All of which is why it is important, as the clock ticks toward resolution of Shelby County, to contemplate what the world might look like after the demise of Section 5. It is not a pretty sight. State lawmakers, restrained for the past 48 years from implementing discriminatory voting practices, would be able to do so without first clearing their policies with federal officials. The burden of establishing voting discrimination would shift from state officials to individual voters, who would have to engage in lengthy litigation after discriminatory laws are implemented. There can be no doubt the end of Section 5 would result in the disenfranchisement of minority voters. The only open question is how many would effectively lose their ability to vote.

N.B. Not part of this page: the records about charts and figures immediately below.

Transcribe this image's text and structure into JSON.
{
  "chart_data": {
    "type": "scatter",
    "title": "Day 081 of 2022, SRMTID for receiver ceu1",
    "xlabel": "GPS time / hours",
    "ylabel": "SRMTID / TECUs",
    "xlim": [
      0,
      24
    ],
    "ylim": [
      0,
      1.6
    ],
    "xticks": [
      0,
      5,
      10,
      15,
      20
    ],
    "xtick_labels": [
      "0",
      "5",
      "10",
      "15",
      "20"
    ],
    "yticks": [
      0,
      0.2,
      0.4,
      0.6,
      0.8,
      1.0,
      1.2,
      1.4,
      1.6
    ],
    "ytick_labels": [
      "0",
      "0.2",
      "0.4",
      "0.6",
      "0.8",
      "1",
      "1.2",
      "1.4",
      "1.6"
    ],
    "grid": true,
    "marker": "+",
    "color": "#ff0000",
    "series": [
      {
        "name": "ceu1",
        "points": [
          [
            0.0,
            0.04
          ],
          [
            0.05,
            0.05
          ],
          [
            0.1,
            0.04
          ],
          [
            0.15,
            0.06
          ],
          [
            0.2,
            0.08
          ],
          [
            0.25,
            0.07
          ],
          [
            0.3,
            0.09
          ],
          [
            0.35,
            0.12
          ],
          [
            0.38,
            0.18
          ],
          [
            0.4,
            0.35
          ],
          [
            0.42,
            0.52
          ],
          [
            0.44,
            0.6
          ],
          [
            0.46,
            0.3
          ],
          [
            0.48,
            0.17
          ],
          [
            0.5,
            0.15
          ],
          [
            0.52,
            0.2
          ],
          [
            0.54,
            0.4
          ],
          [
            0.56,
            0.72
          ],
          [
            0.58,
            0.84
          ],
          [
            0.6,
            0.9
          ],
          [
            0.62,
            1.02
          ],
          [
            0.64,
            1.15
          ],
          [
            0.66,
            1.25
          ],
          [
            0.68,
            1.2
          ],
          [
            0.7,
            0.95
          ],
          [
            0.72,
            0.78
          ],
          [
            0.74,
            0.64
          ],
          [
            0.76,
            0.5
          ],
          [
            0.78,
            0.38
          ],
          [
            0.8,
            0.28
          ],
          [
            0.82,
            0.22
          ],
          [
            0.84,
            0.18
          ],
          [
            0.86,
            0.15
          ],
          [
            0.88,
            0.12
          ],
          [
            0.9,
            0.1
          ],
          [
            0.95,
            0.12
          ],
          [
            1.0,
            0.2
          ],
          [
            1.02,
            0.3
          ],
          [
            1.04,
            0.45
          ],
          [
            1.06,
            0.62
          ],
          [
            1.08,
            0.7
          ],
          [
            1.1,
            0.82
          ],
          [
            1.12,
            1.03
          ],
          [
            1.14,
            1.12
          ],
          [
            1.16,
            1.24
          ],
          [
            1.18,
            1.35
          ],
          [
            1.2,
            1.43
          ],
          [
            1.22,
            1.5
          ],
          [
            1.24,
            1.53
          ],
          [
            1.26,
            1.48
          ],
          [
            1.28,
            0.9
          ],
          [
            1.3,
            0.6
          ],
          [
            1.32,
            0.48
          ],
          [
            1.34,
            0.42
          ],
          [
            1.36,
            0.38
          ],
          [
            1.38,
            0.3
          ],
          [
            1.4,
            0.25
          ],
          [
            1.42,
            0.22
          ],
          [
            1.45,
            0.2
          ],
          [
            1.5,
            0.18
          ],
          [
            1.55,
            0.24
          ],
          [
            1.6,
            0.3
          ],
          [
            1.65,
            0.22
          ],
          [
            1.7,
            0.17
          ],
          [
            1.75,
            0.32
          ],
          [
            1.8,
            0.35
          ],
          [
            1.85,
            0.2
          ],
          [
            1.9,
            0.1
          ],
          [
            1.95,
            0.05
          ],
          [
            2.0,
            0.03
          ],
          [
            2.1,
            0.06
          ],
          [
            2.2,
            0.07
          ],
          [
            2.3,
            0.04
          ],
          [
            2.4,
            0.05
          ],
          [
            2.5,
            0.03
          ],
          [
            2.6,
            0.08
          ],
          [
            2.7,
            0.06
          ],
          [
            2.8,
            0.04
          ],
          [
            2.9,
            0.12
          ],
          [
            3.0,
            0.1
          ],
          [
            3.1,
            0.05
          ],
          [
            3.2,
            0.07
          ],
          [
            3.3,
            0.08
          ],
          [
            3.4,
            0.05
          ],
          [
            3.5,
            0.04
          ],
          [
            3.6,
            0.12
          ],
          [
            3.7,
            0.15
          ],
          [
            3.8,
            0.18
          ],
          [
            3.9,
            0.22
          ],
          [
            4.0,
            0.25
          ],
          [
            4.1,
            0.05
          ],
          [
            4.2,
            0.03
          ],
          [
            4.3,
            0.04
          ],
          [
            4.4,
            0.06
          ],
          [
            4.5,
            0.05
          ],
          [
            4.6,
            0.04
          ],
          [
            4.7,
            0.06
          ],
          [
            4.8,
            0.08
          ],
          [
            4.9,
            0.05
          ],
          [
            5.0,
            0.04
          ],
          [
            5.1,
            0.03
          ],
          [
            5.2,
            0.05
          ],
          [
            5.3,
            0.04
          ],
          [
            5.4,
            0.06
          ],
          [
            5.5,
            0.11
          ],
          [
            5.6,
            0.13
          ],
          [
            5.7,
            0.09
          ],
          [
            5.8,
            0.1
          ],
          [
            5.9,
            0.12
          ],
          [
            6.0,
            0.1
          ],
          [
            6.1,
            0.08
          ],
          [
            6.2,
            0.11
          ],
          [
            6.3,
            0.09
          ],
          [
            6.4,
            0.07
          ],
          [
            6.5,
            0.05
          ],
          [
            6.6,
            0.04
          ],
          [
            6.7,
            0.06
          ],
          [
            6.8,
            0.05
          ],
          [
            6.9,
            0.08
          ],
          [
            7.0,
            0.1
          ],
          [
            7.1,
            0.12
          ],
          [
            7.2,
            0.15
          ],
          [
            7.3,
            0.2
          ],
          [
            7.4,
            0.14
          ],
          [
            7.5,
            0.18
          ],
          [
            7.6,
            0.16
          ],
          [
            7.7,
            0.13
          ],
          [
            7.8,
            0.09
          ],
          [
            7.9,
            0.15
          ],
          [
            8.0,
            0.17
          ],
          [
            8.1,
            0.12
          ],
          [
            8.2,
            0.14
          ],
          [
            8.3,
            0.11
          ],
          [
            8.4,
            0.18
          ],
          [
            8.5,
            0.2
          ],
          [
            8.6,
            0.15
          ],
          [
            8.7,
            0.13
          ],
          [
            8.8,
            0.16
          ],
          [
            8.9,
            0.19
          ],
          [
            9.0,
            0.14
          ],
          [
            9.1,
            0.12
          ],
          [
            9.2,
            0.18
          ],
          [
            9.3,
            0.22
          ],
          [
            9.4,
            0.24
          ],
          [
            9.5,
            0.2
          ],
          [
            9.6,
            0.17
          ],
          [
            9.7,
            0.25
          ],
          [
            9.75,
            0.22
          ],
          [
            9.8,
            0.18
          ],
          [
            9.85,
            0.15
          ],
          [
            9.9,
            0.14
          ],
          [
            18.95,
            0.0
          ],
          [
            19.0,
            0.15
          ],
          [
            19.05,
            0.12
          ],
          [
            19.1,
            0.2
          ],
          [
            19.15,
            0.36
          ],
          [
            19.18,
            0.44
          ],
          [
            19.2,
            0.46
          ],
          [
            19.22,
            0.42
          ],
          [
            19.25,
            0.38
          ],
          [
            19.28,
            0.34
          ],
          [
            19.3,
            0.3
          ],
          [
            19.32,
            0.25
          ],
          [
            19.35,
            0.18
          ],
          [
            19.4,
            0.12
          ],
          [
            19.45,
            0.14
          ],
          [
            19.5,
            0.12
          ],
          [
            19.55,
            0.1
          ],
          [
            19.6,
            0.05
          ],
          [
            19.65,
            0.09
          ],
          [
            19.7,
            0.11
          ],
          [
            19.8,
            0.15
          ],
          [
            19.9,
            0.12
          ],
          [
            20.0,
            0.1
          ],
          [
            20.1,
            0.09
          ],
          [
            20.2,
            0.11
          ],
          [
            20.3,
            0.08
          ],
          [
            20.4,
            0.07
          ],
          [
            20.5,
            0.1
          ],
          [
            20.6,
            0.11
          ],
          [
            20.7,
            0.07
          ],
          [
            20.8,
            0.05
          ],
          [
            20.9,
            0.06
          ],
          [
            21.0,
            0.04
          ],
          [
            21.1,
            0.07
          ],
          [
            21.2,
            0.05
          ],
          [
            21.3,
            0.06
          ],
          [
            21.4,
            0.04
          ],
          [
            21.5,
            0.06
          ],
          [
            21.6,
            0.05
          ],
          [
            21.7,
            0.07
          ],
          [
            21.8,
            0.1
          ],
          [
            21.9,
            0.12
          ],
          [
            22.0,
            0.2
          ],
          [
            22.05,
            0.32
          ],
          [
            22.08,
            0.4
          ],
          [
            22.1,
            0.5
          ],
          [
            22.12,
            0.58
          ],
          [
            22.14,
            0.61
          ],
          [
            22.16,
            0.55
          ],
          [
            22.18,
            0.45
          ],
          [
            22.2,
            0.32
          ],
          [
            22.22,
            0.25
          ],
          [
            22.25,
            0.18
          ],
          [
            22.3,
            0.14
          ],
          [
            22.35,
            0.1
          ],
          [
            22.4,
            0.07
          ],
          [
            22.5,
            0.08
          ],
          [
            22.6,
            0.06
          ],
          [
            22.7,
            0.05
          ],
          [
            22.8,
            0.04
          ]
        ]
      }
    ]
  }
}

Those are all general observations. In a report out last week just in time for the Supreme Court’s final crush of decisions, the Brennan Center dutifully offered some specifics and a great many details about the disadvantages voters could experience if state officials were able to implement discriminatory practices in a world without Section 5:
- Jurisdictions could try to revise discriminatory changes blocked by Section 5. To give you a sense of the scope of this category, consider that 31 such proposed changes have been blocked by the Justice Department or the federal courts since the Voting Rights Act was last reauthorized just eight years ago. In just the past six months, after the 2012 election, many such challenges have been rejected.
- Jurisdictions could put in place broad discriminatory practices they were previously “chilled” from implementing by Section 5’s preclearance requirement. In South Carolina v. Holder, a Section 5 challenge that preceded the 2012 election, U.S. District Judge John D. Bates, an appointee of George W. Bush, highlighted the deterrent effect of the statute — how it prevented state lawmakers from moving forward with the most obviously discriminatory practices, and how these officials narrowed the scope of their proposed voting change to track the requirements of the Section. That deterrent effect will be gone.
- Jurisdictions might implement those discriminatory practices they tried but failed to get past the Justice Department under Section 5. The Brennan Center reports that 153 such voting measures have been submitted and then withdrawn in recent years after federal officials questioned the discriminatory nature of these proposed laws. Even if just half of these policies were to be reconsidered and adopted in the absence of Section 5 they would significantly change the voting rights landscape in several Southern states.
- Finally, the most obvious impact — jurisdictions might try to adopt restrictive new voting measures they neither contemplated nor dared submit for preclearance under Section 5. For best effect, those lawmakers could do so on the eve of an election, forcing voting rights advocates to scramble and practically daring the federal judiciary to enjoin the measures. We wouldn’t likely go back to the age, as John Lewis recounted, where black voters would have to guess the number of bubbles in a bar of soap. But we wouldn’t be too far off, either. Just last election cycle, in Texas, lawmakers sought to impose what amounted to a poll tax on indigent — or carless — registered voters.
Rick Hasen, the notable voting rights specialist, predicted last week that the Court’s conservatives would neuter Section 5 without killing it outright and the justices would then seek to blunt the public reaction to their decision by inviting Congress to “fix” the Section. It’s hard to see this Congress rushing to the rescue of the Voting Rights Act. Then again, our federal lawmakers did ratify the law’s renewal in 2006 by overwhelming majorities in both houses and it’s hard to argue that Congress today is materially more conservative than it was seven years ago. Here again, I suppose, it’s probably a good idea to hope for the best and prepare for the worst.